Le règlement intérieur d’une association ou d’un club non affilié à une fédération sportive peut prévoir la transmission par l’adhérent d’un auto‑questionnaire médical.
Le fait d’exiger de l’adhérent, ou de l’encourager à obtenir d’un médecin un tel certificat médical est passible d’une amende administrative de 500 euros.
Article 9
Après l’article L. 146‑8 du code de l’action sociale et des familles, il est inséré un article L. 146‑8‑1 ainsi rédigé :
« Art. L. 146‑8‑1. – Dans le cadre d’une demande de renouvellement de la prestation de compensation mentionnée à l’article L. 245‑1, la maison départementale des personnes handicapées ne peut solliciter la remise d’un certificat médical.

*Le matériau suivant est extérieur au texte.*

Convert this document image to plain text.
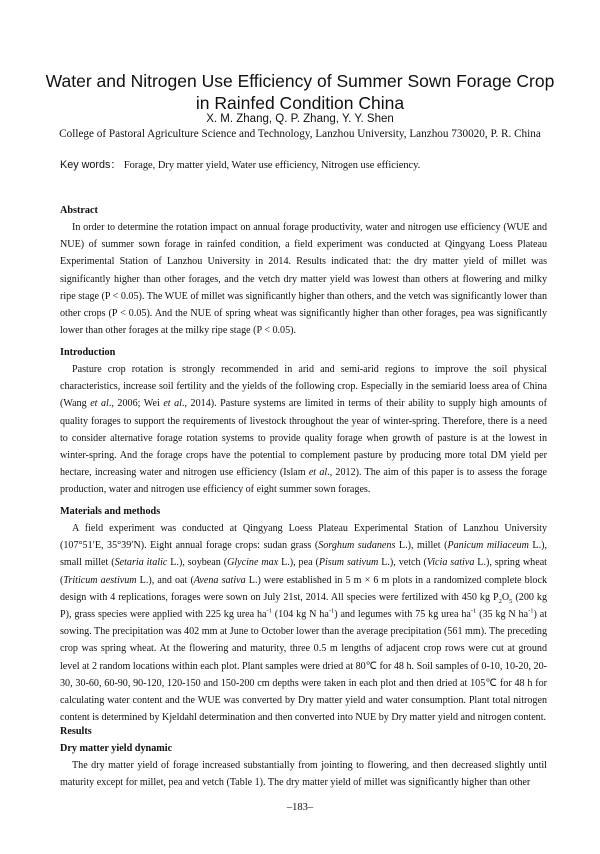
Water and Nitrogen Use Efficiency of Summer Sown Forage Crop in Rainfed Condition China
X. M. Zhang, Q. P. Zhang, Y. Y. Shen
College of Pastoral Agriculture Science and Technology, Lanzhou University, Lanzhou 730020, P. R. China
Key words： Forage, Dry matter yield, Water use efficiency, Nitrogen use efficiency.

Abstract

In order to determine the rotation impact on annual forage productivity, water and nitrogen use efficiency (WUE and NUE) of summer sown forage in rainfed condition, a field experiment was conducted at Qingyang Loess Plateau Experimental Station of Lanzhou University in 2014. Results indicated that: the dry matter yield of millet was significantly higher than other forages, and the vetch dry matter yield was lowest than others at flowering and milky ripe stage (P < 0.05). The WUE of millet was significantly higher than others, and the vetch was significantly lower than other crops (P < 0.05). And the NUE of spring wheat was significantly higher than other forages, pea was significantly lower than other forages at the milky ripe stage (P < 0.05).

Introduction

Pasture crop rotation is strongly recommended in arid and semi-arid regions to improve the soil physical characteristics, increase soil fertility and the yields of the following crop. Especially in the semiarid loess area of China (Wang et al., 2006; Wei et al., 2014). Pasture systems are limited in terms of their ability to supply high amounts of quality forages to support the requirements of livestock throughout the year of winter-spring. Therefore, there is a need to consider alternative forage rotation systems to provide quality forage when growth of pasture is at the lowest in winter-spring. And the forage crops have the potential to complement pasture by producing more total DM yield per hectare, increasing water and nitrogen use efficiency (Islam et al., 2012). The aim of this paper is to assess the forage production, water and nitrogen use efficiency of eight summer sown forages.

Materials and methods

A field experiment was conducted at Qingyang Loess Plateau Experimental Station of Lanzhou University (107°51′E, 35°39′N). Eight annual forage crops: sudan grass (Sorghum sudanens L.), millet (Panicum miliaceum L.), small millet (Setaria italic L.), soybean (Glycine max L.), pea (Pisum sativum L.), vetch (Vicia sativa L.), spring wheat (Triticum aestivum L.), and oat (Avena sativa L.) were established in 5 m × 6 m plots in a randomized complete block design with 4 replications, forages were sown on July 21st, 2014. All species were fertilized with 450 kg $P_2O_5$ (200 kg P), grass species were applied with 225 kg urea $ha^{-1}$ (104 kg N $ha^{-1}$) and legumes with 75 kg urea $ha^{-1}$ (35 kg N $ha^{-1}$) at sowing. The precipitation was 402 mm at June to October lower than the average precipitation (561 mm). The preceding crop was spring wheat. At the flowering and maturity, three 0.5 m lengths of adjacent crop rows were cut at ground level at 2 random locations within each plot. Plant samples were dried at 80℃ for 48 h. Soil samples of 0-10, 10-20, 20-30, 30-60, 60-90, 90-120, 120-150 and 150-200 cm depths were taken in each plot and then dried at 105℃ for 48 h for calculating water content and the WUE was converted by Dry matter yield and water consumption. Plant total nitrogen content is determined by Kjeldahl determination and then converted into NUE by Dry matter yield and nitrogen content.

Results

Dry matter yield dynamic

The dry matter yield of forage increased substantially from jointing to flowering, and then decreased slightly until maturity except for millet, pea and vetch (Table 1). The dry matter yield of millet was significantly higher than other

–183–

« La demande doit être formulée au moyen d’un formulaire dont le modèle est fixé par arrêté du ministre. Ce formulaire est accessible aux personnes handicapées et proposé en langue française facile à lire et à comprendre. »
Article 10
Dans un délai de trois mois à compter de la promulgation de la présente loi, le Gouvernement remet au Parlement un rapport portant sur les certificats médicaux inutiles. Il en propose une liste et étudie dans quelle mesure leur suppression pourrait participer à réduire les tâches administratives des médecins et à libérer du temps médical.
Ce rapport dresse un état des lieux des certificats illégaux faisant l’objet de demandes récurrentes, notamment de la part de directions d’établissements accueillant des enfants, d’employeurs ou d’assureurs. Il présente des mesures permettant de faire cesser ces demandes, y compris des sanctions lorsqu’elles émanent d’acteurs du secteur privé lucratif.
Article 11
I. – La charge pour l’État est compensée à due concurrence par la création d’une taxe additionnelle à l’accise sur les tabacs prévue au chapitre IV du titre Ier du livre III du code des impositions sur les biens et services.
II. – La charge pour les organismes de sécurité sociale est compensée à due concurrence par la majoration de l’accise sur les tabacs prévue au chapitre IV du titre Ier du livre III du code des impositions sur les biens et services.